Original article: Expansión
Translation: Aura REE

Housing: 13 Homes Unsold For Every Thousand Inhabitants In The Provincial Capital Cities

07/08/2014 – Cinco Días

Spain is accumulating in its provincial capitals 12.6 unsold homes for every thousand inhabitants. The figure has risen 55% since August 2011, when the number of unsold homes in the Spanish capitals was 8.1 for every 1,000 inhabitants, according to data from the property portal Idealista.com, which has checked the properties of its database against the official data of the last municipal register of residents of 2013.

Alicante is the Spanish provincial capital with the highest density of second hand homes per inhabitant. The city, capital of the Alicante province, has 25.8 second hand properties for sale for every thousand inhabitants. After Alicante, Ciudad Real has the greatest number of homes per inhabitant, with an average of 25.6 homes for every 1,000 inhabitants.

Next on the list is Bilbao, where the density is 21.7 homes on sale for every 1,000 citizens. At the other end of the scale is Huesca, with 5.9 homes on sale for every 1,000 inhabitants, the Spanish capital with the lowest density of homes compared with its population.

Behind Huesca are Murcia (6.4 homes), Teruel (6.5 homes), Cuenca and Santa Cruz de Tenerife (7.1 homes in both cases). “The data demonstrates that despite the fact that the number of completed buy-sell transactions has increased compared with a few years ago, it is still not sufficient to absorb the stock of homes which has been accumulating,” affirms Fernando Encinar, head of studies at Idealista.com. “The price reductions have led many buyers to decide to take the leap to becoming landlords, but the macroeconomic data does not indicate that it is enough to significantly reduce the stock in the short term.”

Original article: Cinco Días
Translation: Aura REE

Home Buyers Haggle Down Prices by 21%

24/07/2014 – El Economista & El Confidencial

Discounts demanded by property purchasers in June averaged at 21%, according to portal idealista.com.

The figure is by two percentaige points lower than the December 2013 datum posting 23%.

Sellers trading their properties through the website have received 20.000 bids during the last month.

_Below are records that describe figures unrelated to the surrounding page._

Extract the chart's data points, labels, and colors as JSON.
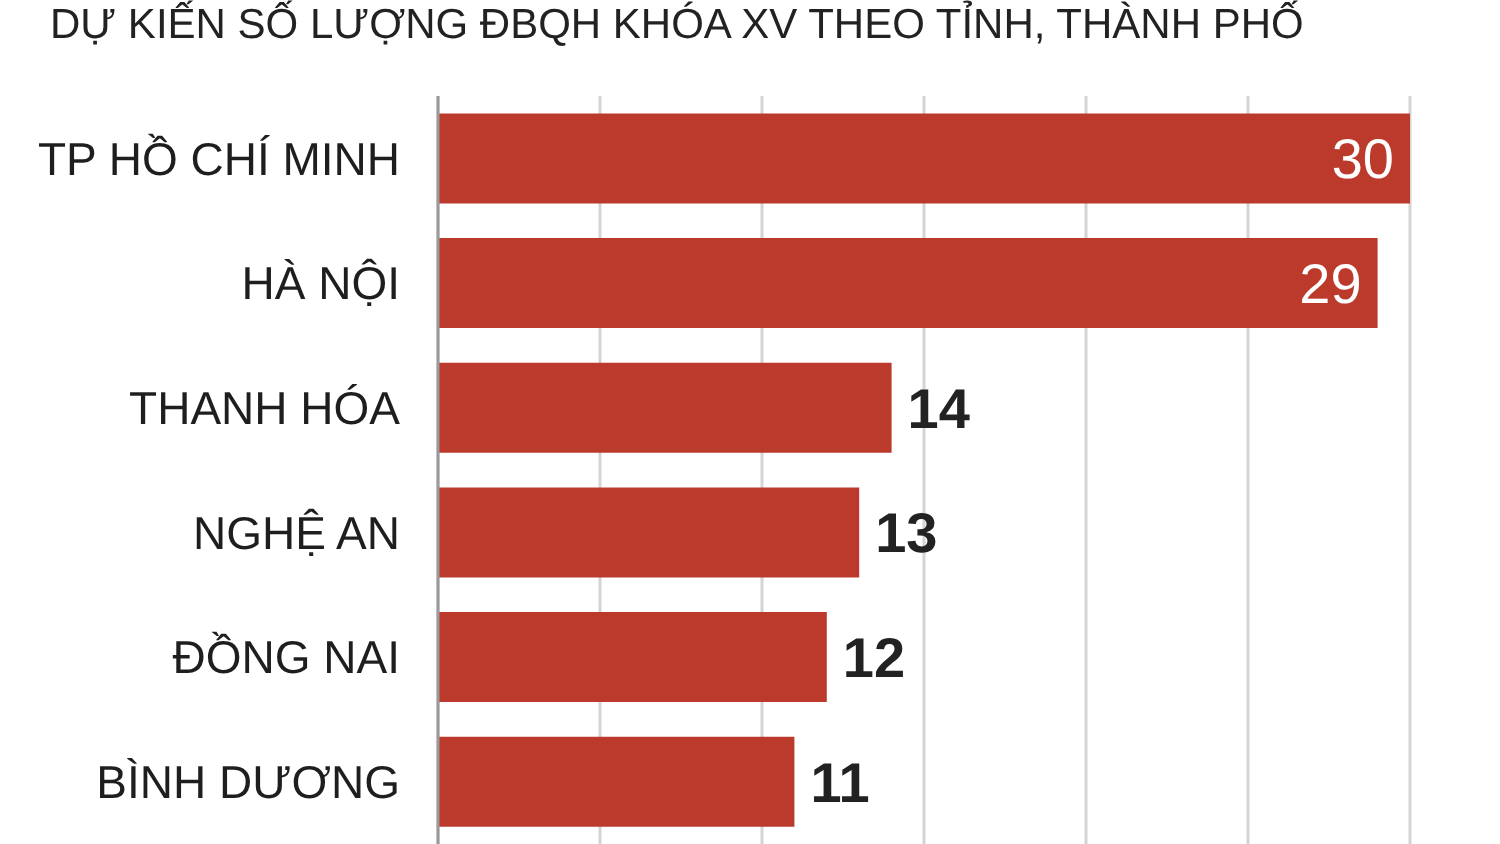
{
  "chart_data": {
    "type": "bar",
    "orientation": "horizontal",
    "title": "DỰ KIẾN SỐ LƯỢNG ĐBQH KHÓA XV THEO TỈNH, THÀNH PHỐ",
    "categories": [
      "TP HỒ CHÍ MINH",
      "HÀ NỘI",
      "THANH HÓA",
      "NGHỆ AN",
      "ĐỒNG NAI",
      "BÌNH DƯƠNG"
    ],
    "values": [
      30,
      29,
      14,
      13,
      12,
      11
    ],
    "color": "#bc3a2c",
    "xlim": [
      0,
      30
    ],
    "grid": "x",
    "tick_labels": "y",
    "data_labels": true
  }
}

By provinces, the biggest discrepancy between the asking price and the buyers´expectations was found in Girona (-26%), Badajoz (-25.5%), Lleida (-25.2%), Tarragona (-24%) and La Rioja (-23.6%).

On the other hand, bargaining turned out to be less effective in Zamora (-15.2%), followed by equally tough sellers in Palencia and Soria (-16.6%in both) and in Albacete (-17%).

Descending to the city level, Bilbao purchasers asked for the biggest discounts (-23.2% price slash), only a little bit less in Zaragoza (-23%), Seville (-22.2%), Valladolid and Valencia (-21.8% in both). Barcelona (-20.6%) and Madrid (-20.1%) rank further in the list which is closed by Caceres (-11.8%) and Jaen (-10.4%).

Idealista.com gives several advices to sellers who would fancy avoid cuts in their property´s asking price without losing the visiting rates:

1. Setting the price higher than your neigbhors to have some negotiation margin will only result in their selling the homes faster.

2. Respond calls and messages rapidly.

3. Be flexible when it comes to your apartment´s visiting hours and make sure you will be at home at that time to show it.

4. Take an advantage from current popularity of renting. Maybe it´s time to change the strategy and put the house up for rent and enjoy increasing returns.

5. Weight each offer up. Setting an eye-catching price and being ready to negotiate are the key elements of a successful sale.